Dua tangan Almira berusaha putarkan roda bergerak maju kedepan, tapi kenapa langkah berat jalannya Rindu tidak lantas maju juga mendekati Almira.

"Rindu kamu pulang, nak?" hanya terdiam saja, tatapan sinis pandangan dua mata hanya terdiam tidak ada terketuk kasihan melihat keadaan Almira yang seketika terjatuh.

"Ibu, sangat merindukan dan mencemas'kan kamu, Rindu." sambil merayap dua kakinya di paksakan ikut berjalan dengan dua tangan memaksnya berjalan.

Lagi-lagi hanya terdiam berdiri saja Rindu dihadapan Almira tersenyum walau wajah masih terasa basah sembab sisa air mata.

"Kamu sudah pulang, Rindu? Ibu rindu sekali padamu, Rindu," sambil dua tangannya memeluk dua kaki Rindu hanya terdiam saja, walau hatinya makin terpancing sedih.

Mana mungkin wanita yang sudah melahirkan dirinya terasa bertekuk lutut seraya merindukan dirinya, walau nyata tergurat ada penyesalan dilihat Rindu pada wajahnya Almira.

"Ibu, Ibu berjanji pada kamu, Rindu. Ibu, Ibu akan selalu ada waktu untuk kamu. Ibu menyesal sudah terlalu sibuk dengan semua pekerjaan, Ibu. Sampai-sampai Ibu melupakan kerinduanmu itu pada Ibu," tapi hanya terdiam malahan tersenyum sinis Rindu selangkah mundur kebelakang, tidak inginnya kedua kakinya lama-lama dipeluk kerinduannya Almira maju lagi mendekati dua kaki Rindu mundur lagi kebelakang.

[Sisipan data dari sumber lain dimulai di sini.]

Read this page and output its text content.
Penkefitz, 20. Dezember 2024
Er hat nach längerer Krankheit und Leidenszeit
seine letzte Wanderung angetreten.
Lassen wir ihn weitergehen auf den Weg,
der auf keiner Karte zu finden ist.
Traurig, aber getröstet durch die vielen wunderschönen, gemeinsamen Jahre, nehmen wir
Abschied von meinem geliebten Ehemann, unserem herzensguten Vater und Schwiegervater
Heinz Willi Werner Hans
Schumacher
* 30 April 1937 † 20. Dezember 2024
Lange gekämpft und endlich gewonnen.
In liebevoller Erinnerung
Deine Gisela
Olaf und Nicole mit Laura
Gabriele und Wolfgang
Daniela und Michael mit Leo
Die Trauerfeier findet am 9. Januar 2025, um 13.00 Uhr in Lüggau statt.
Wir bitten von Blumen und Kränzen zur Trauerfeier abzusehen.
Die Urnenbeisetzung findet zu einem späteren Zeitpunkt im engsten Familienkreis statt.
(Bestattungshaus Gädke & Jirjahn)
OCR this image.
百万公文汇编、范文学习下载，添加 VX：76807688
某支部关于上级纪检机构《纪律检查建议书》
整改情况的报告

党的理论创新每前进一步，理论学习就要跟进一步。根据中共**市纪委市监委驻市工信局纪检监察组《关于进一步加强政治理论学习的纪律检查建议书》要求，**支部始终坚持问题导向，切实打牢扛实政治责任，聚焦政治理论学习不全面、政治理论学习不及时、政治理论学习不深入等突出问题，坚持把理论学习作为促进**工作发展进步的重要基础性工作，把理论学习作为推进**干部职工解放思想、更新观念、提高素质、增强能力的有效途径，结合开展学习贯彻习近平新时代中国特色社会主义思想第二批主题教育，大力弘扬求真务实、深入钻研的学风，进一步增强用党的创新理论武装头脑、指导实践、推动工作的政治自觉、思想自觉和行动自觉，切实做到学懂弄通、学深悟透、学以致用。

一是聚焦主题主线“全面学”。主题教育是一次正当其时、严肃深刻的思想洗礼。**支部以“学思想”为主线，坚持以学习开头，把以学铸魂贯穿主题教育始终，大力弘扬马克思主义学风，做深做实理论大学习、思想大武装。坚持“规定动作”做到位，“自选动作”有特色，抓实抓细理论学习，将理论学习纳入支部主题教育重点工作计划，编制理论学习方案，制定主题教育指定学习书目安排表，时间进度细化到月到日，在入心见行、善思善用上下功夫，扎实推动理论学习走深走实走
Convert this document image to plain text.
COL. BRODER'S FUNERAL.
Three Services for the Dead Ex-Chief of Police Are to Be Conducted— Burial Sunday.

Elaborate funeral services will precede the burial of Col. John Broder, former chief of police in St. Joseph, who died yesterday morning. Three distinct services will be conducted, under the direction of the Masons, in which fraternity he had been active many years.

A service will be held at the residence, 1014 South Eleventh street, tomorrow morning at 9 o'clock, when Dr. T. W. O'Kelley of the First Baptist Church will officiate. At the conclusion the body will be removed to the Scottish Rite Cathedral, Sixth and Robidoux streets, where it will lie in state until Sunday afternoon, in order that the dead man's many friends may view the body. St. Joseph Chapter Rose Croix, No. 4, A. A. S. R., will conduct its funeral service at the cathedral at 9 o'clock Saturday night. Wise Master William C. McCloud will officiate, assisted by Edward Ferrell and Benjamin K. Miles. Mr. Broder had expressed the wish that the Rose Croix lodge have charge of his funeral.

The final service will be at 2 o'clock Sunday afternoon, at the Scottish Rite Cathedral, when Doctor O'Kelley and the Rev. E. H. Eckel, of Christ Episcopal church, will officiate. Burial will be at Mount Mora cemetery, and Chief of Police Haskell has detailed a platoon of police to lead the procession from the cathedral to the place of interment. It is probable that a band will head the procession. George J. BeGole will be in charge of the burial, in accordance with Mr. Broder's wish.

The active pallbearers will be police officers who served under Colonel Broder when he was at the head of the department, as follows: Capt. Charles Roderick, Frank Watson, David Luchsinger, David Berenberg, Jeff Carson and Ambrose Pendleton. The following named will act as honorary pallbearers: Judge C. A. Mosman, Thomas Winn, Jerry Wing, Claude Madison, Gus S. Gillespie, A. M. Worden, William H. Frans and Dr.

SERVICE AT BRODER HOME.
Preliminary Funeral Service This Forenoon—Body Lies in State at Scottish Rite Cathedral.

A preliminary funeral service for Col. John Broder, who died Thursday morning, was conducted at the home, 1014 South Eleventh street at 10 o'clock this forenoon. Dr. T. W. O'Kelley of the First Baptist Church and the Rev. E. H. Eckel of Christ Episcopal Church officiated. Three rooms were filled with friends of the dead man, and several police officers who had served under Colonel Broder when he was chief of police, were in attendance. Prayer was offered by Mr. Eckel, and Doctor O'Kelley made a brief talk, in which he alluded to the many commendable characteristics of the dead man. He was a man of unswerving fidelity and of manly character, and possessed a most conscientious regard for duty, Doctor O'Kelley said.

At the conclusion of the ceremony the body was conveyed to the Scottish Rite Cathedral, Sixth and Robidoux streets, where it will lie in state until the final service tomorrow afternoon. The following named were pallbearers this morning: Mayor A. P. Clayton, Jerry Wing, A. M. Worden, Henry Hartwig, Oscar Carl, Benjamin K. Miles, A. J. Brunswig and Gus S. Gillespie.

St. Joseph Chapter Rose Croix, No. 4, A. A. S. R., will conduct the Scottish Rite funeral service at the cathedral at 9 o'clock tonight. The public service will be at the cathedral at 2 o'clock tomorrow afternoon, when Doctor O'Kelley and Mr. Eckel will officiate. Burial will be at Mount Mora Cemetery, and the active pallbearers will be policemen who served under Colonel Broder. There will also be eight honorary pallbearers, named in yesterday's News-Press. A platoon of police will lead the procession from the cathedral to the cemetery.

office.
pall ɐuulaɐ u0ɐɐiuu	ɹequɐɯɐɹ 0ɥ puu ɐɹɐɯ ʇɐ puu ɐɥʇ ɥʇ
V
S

"Awalnya aku ragu ingin kembali pulang, Bu. Betapa sedih yang saat ini Ibu rasa'kan menanti merindu'kan kapan aku pulang. Sama yang aku rasa'kan saat aku betapa merindukan kalian berdua pulang hanya untuk meluap'kan kerinduan ini yang terpendam sekian lama. Aku terpasung dalam kerinduan makin membelenggu aku, Bu!" tersenyum sinis sambil duduk berjongkok tatapn Rindu menatap sedih penuh sesal bersalah raut wajahnya Almira.

"Saking begitunya aku merindu'kan kalian berdua kapan meluapkan kerinduan kasih sayang itu, sampai aku tidak ingin lagi menanti kerinduan itu dari kalian berdua. Hanya kerinduan kasih sayang tulus yang selalu aku dapati dari Kakek dan Nenek! Tapi tidak dari Ibu dan Ayah!" beranjak bangun Rindu tersenyum pada Nani memapah jalan Rahman wajahnya mulai mencair kesedihan seraya hatinya berteriak marah dengan sikap Rindu pada Almira.